According to +972 magazine, Vole has significantly deepened its involvement in Israel’s military infrastructure, flogging its cloud and artificial intelligence services to the Israeli army since the onset of its operations in Gaza.
Numerous units within the Israeli military, spanning air, ground, and naval forces, have recently used Microsoft’s cloud computing platform, Azure. Among them is the elite intelligence unit, Unit 8200. Microsoft's partnership with OpenAI has granted the military extensive access to the GPT-4 language model, powering ChatGPT.
A collaborative investigation by +972 Magazine, Local Call, and The Guardian, partially based on documents obtained by Drop Site News illustrates how the Israeli military has increased its reliance on civilian tech giants since 7 October. We have already reported how the IDF was also leaning on Google , even while their employees were worried that they might be implicated in war crimes.
Among the army units using Azure's services is the Air Force’s Ofek Unit, responsible for managing comprehensive databases of potential targets for airstrikes, known as the “target bank.”
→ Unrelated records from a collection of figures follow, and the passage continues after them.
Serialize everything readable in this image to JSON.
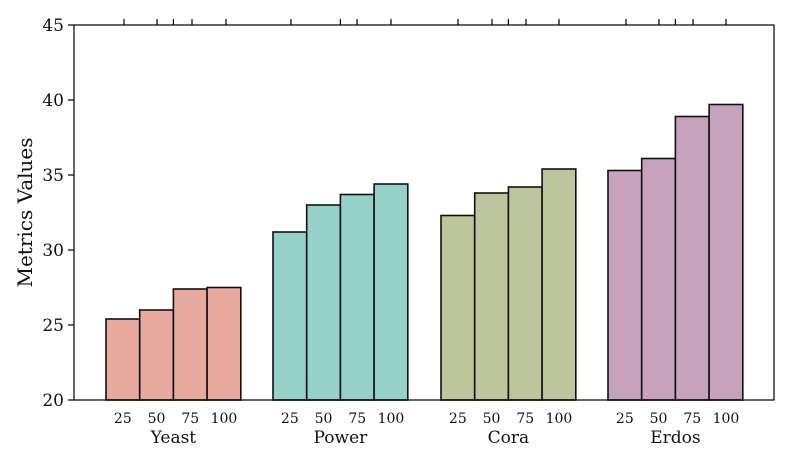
{
  "chart_data": {
    "type": "bar",
    "title": "",
    "xlabel": "",
    "ylabel": "Metrics Values",
    "ylim": [
      20,
      45
    ],
    "yticks": [
      20,
      25,
      30,
      35,
      40,
      45
    ],
    "grid": false,
    "legend": "none",
    "groups": [
      {
        "name": "Yeast",
        "color": "#e8aa9f",
        "sub_categories": [
          "25",
          "50",
          "75",
          "100"
        ],
        "values": [
          25.4,
          26.0,
          27.4,
          27.5
        ]
      },
      {
        "name": "Power",
        "color": "#96d1c9",
        "sub_categories": [
          "25",
          "50",
          "75",
          "100"
        ],
        "values": [
          31.2,
          33.0,
          33.7,
          34.4
        ]
      },
      {
        "name": "Cora",
        "color": "#bcc59c",
        "sub_categories": [
          "25",
          "50",
          "75",
          "100"
        ],
        "values": [
          32.3,
          33.8,
          34.2,
          35.4
        ]
      },
      {
        "name": "Erdos",
        "color": "#c6a2bc",
        "sub_categories": [
          "25",
          "50",
          "75",
          "100"
        ],
        "values": [
          35.3,
          36.1,
          38.9,
          39.7
        ]
      }
    ]
  }
}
Other units include the Matspen Unit, which develops operational and combat support systems, and the Sapir Unit, tasked with maintaining the ICT infrastructure for the Military Intelligence Directorate.
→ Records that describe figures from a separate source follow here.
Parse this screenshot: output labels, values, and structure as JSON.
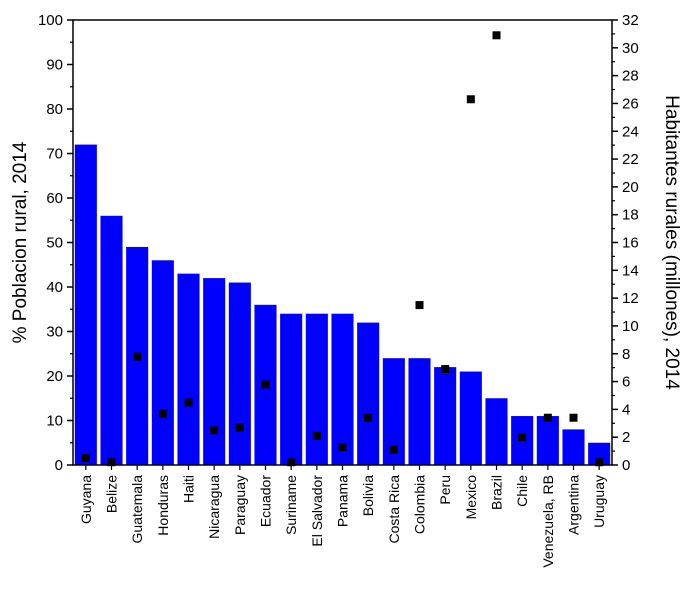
{
  "chart_data": {
    "type": "bar",
    "categories": [
      "Guyana",
      "Belize",
      "Guatemala",
      "Honduras",
      "Haiti",
      "Nicaragua",
      "Paraguay",
      "Ecuador",
      "Suriname",
      "El Salvador",
      "Panama",
      "Bolivia",
      "Costa Rica",
      "Colombia",
      "Peru",
      "Mexico",
      "Brazil",
      "Chile",
      "Venezuela, RB",
      "Argentina",
      "Uruguay"
    ],
    "series": [
      {
        "axis": "left",
        "mark": "bar",
        "color": "#0000ff",
        "values": [
          72,
          56,
          49,
          46,
          43,
          42,
          41,
          36,
          34,
          34,
          34,
          32,
          24,
          24,
          22,
          21,
          15,
          11,
          11,
          8,
          5
        ]
      },
      {
        "axis": "right",
        "mark": "square",
        "color": "#000000",
        "values": [
          0.5,
          0.2,
          7.8,
          3.7,
          4.5,
          2.5,
          2.7,
          5.8,
          0.2,
          2.1,
          1.3,
          3.4,
          1.1,
          11.5,
          6.9,
          26.3,
          30.9,
          2.0,
          3.4,
          3.4,
          0.2
        ]
      }
    ],
    "ylabel": "% Poblacion rural, 2014",
    "ylim": [
      0,
      100
    ],
    "yticks": [
      0,
      10,
      20,
      30,
      40,
      50,
      60,
      70,
      80,
      90,
      100
    ],
    "y2label": "Habitantes rurales (millones), 2014",
    "y2lim": [
      0,
      32
    ],
    "y2ticks": [
      0,
      2,
      4,
      6,
      8,
      10,
      12,
      14,
      16,
      18,
      20,
      22,
      24,
      26,
      28,
      30,
      32
    ],
    "grid": false,
    "legend": false
  }
}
Even the Military Advocate General’s Corps, which prosecutes Palestinians and lawbreaking soldiers in the occupied territories, is using these services.
The revelations in these documents correspond with the statements of Col. Racheli Dembinsky, commander of the Israeli army’s Center of Computing and Information Systems Unit (“Mamram”), which provides data processing for the whole military. At a conference near Tel Aviv, Dembinsky said that the army’s operational capabilities were “upgraded” during the current war in Gaza thanks to the “wonderful world of cloud providers” that enabled “very significant operational effectiveness.”
Dembinsky said this was thanks to the “crazy wealth of services, big data, and AI” that cloud providers offer—as the logos of Microsoft Azure, Google Cloud Platform (GCP), and Amazon Web Services (AWS) appeared on the screen behind her.
One Volish employee said: “The potential misuse of our technology weighs heavily on my conscience.” The discontent among Microsoft’s workforce is palpable, with rising anxiety over technology’s role in military operations.
Microsoft’s official stance emphasises compliance with local laws and regulations, but the escalating internal and external criticisms accentuate the moral ambiguities. Critics argue that the company should reevaluate its commercial alliances, especially those with significant military implications.
Besides employee concerns, legal experts are also weighing in, suggesting that such collaborations could expose Microsoft to international legal challenges, mainly if the technology is used in ways that violate international law.